75 males were killed in domestic homicide incidents between 2008-10. This equates to one death every 10 days.
Last year, Dame Quentin Bryce has chaired a taskforce which produced the
Not Now, Not ever report for the Queensland State Government. And the findings are not good news: about one in three women experience physical violence, and almost every week in Australia a woman is killed by her former or current partner. In Queensland alone, every day there are 180 cases of family violence reported to police. In New South Wales, nearly half of the state's murders are related to domestic violence. According to Canberra Times, in the ACT, police attend reports of family violence on average nine times a day.
Far too often now we see in the news snippets of this disturbing reality. This year, about 30 women have been killed - some of them by the hand of the man they loved. Couple of them right here, in Canberra. This is certainly not the world I want my kids to grow up into. 
Things become complicated when children are involved and going back to the news stories I was talking about, usually mothers are the ones feeling trapped.

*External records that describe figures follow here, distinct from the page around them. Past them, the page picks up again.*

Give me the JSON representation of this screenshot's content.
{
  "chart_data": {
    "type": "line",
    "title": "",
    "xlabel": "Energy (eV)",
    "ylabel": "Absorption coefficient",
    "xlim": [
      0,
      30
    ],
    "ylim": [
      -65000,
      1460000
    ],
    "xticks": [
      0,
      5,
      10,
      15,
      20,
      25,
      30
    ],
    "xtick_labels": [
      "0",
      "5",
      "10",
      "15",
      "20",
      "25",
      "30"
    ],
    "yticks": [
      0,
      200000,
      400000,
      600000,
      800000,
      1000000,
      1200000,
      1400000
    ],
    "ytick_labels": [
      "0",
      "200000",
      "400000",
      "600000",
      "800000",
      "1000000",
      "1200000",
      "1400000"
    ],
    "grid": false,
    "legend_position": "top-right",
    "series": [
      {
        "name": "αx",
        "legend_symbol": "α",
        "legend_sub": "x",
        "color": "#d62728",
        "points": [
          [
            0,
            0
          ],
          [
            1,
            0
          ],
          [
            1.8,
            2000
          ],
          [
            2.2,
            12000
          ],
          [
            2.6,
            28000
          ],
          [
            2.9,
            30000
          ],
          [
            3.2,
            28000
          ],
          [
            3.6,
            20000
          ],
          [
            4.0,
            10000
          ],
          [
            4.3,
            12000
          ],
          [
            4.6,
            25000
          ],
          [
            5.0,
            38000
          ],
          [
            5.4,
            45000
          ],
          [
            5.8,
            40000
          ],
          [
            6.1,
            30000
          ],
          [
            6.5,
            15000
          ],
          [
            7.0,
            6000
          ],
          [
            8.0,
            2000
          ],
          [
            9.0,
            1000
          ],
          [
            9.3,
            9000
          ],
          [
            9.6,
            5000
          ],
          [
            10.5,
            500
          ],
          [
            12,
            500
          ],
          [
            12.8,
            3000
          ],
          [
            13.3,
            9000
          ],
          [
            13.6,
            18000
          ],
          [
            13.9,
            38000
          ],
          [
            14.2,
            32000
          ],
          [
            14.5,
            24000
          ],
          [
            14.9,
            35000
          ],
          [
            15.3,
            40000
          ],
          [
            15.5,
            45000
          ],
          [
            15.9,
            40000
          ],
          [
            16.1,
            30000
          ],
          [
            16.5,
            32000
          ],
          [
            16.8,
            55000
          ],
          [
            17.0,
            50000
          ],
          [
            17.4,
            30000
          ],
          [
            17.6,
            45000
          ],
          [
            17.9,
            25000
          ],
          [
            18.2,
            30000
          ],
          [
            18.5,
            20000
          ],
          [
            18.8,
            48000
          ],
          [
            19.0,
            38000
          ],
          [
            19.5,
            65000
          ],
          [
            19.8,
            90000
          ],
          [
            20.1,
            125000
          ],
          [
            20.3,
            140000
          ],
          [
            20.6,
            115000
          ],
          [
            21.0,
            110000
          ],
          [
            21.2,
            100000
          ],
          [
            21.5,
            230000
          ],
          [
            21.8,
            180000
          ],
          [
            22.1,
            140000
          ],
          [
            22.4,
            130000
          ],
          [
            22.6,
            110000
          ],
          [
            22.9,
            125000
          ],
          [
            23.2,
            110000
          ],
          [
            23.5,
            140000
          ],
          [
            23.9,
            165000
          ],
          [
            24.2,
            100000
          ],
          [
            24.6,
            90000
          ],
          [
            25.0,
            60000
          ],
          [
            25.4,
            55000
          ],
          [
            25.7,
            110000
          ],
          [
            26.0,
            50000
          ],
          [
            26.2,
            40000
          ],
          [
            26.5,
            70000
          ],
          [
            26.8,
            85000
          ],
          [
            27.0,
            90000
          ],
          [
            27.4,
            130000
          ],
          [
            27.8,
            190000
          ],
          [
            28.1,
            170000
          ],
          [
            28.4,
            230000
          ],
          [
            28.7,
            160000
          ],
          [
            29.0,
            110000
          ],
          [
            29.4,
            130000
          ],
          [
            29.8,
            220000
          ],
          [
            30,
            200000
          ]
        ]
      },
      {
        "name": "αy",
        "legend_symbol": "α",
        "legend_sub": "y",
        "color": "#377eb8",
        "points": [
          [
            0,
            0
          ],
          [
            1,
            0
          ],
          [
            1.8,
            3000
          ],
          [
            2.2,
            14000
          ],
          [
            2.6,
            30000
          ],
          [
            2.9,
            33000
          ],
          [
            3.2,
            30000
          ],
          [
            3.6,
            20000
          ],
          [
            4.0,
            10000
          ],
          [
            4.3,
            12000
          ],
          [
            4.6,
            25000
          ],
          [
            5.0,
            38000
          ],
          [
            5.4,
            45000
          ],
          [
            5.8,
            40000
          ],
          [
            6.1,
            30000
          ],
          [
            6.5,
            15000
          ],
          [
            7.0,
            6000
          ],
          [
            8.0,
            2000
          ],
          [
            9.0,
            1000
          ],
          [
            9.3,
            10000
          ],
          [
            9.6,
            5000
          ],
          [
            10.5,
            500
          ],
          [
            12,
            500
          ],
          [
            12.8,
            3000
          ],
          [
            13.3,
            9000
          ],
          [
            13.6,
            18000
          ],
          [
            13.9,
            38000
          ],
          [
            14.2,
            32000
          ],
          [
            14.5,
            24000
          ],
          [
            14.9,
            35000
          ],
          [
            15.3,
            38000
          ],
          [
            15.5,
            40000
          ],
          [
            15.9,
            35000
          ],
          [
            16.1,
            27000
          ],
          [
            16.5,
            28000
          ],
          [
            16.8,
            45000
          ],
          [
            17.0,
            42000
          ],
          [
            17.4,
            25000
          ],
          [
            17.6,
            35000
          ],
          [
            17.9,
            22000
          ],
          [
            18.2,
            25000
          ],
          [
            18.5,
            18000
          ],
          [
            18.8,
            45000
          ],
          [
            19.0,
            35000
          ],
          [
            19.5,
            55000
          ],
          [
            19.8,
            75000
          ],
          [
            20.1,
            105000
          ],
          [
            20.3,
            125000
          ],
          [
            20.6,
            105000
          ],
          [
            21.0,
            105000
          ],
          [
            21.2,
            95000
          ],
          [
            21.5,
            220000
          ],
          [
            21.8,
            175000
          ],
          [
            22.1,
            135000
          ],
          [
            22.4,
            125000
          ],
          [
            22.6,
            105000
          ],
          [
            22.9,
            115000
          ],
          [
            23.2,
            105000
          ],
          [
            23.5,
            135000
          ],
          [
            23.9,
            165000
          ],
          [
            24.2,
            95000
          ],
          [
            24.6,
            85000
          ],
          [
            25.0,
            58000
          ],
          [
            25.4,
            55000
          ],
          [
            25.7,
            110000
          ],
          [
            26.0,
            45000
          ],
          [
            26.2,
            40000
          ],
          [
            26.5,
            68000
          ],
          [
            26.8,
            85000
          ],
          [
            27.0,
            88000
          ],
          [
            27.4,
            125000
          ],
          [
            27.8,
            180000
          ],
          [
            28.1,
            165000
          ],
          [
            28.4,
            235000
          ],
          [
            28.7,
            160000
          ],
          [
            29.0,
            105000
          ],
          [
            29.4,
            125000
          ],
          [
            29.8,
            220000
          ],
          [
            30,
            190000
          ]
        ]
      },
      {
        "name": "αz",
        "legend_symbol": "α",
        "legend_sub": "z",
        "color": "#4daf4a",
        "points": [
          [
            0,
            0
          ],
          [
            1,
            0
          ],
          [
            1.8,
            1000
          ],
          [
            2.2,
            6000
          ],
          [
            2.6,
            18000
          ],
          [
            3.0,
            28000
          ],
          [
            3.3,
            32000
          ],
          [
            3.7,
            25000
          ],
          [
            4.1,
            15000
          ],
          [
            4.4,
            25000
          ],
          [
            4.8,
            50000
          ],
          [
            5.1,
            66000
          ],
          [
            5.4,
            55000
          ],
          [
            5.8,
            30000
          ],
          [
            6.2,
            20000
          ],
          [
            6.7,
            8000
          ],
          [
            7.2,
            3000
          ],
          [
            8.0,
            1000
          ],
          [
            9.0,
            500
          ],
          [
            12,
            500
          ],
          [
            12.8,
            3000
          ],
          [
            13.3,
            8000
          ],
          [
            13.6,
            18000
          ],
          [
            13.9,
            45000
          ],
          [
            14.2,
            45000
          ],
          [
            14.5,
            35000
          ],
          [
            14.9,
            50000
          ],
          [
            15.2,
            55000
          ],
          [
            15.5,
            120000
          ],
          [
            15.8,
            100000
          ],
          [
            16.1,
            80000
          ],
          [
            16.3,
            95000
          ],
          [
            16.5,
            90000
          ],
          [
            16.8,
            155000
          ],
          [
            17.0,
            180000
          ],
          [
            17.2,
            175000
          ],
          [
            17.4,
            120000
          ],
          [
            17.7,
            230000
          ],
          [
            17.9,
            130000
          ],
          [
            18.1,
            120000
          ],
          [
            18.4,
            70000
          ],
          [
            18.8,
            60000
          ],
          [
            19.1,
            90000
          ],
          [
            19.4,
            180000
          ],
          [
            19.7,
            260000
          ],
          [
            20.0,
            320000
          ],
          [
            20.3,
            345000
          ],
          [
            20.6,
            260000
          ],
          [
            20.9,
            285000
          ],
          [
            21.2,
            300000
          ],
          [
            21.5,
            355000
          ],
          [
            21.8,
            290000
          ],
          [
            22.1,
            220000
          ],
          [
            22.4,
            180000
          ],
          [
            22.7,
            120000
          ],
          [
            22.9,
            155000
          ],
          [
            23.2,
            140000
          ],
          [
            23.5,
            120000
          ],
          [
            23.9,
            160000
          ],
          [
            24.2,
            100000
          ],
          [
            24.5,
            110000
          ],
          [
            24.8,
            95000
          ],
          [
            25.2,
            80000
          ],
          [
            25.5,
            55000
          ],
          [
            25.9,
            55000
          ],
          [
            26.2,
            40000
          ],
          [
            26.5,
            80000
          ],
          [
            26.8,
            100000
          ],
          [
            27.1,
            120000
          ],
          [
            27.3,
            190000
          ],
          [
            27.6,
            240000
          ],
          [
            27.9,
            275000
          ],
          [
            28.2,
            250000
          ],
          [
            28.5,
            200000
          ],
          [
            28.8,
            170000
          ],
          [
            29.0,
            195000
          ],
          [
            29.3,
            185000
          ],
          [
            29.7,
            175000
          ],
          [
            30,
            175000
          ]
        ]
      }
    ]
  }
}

Imagine being out of a job for quite a few years. No income, no savings, no job outlook in the overwhelming reality of thousands of public servants being laid off (therefore higher unemployment rate), low economic growth, higher inflation rates and the list could continue. Imagine having one or more little ones depending on you for a roof, food and safety. What will you do?
The first step is the hardest; accepting that you need help to get out of an unsafe situation. But where would you go, if the very services meant to help are already functioning at over capacity?

And when they choose to stay with a violent partner, how long will they last? And what about the children? Often, they are just overlooked collaterals in the statistics. They too suffer the wrath of an abusive parent and witness a dysfunctional relationship, which they grow up thinking that perhaps it is the norm. How will this affect them on a long term? Will they be the next generation of victims and/or perpetrators?
Every Child has the right to a safe space, a place where they belong, feel safe and loved; yet too many women with children are turned away from emergency shelters due to lack of available space and funds. 
So next time you smile in your daily dealings, stop labelling and try to extend that salute further with a “hello and how are you?” Sometimes it’s all that’s needed to find out where you have been wrong.
The woman you pegged as uptight may just be learning to deal with grief, as she just lost someone dear. The little child you may think as obnoxious comes from a dysfunctional family where he was witnessing his mother being abused on daily basis and he does not know how to fit his own emotions. That man with a great heart and a smile as big as the sun has learned to admit to himself he has been in an abusive relation for too long. These are just a few of the stories I have recently learned, by simply saying hello.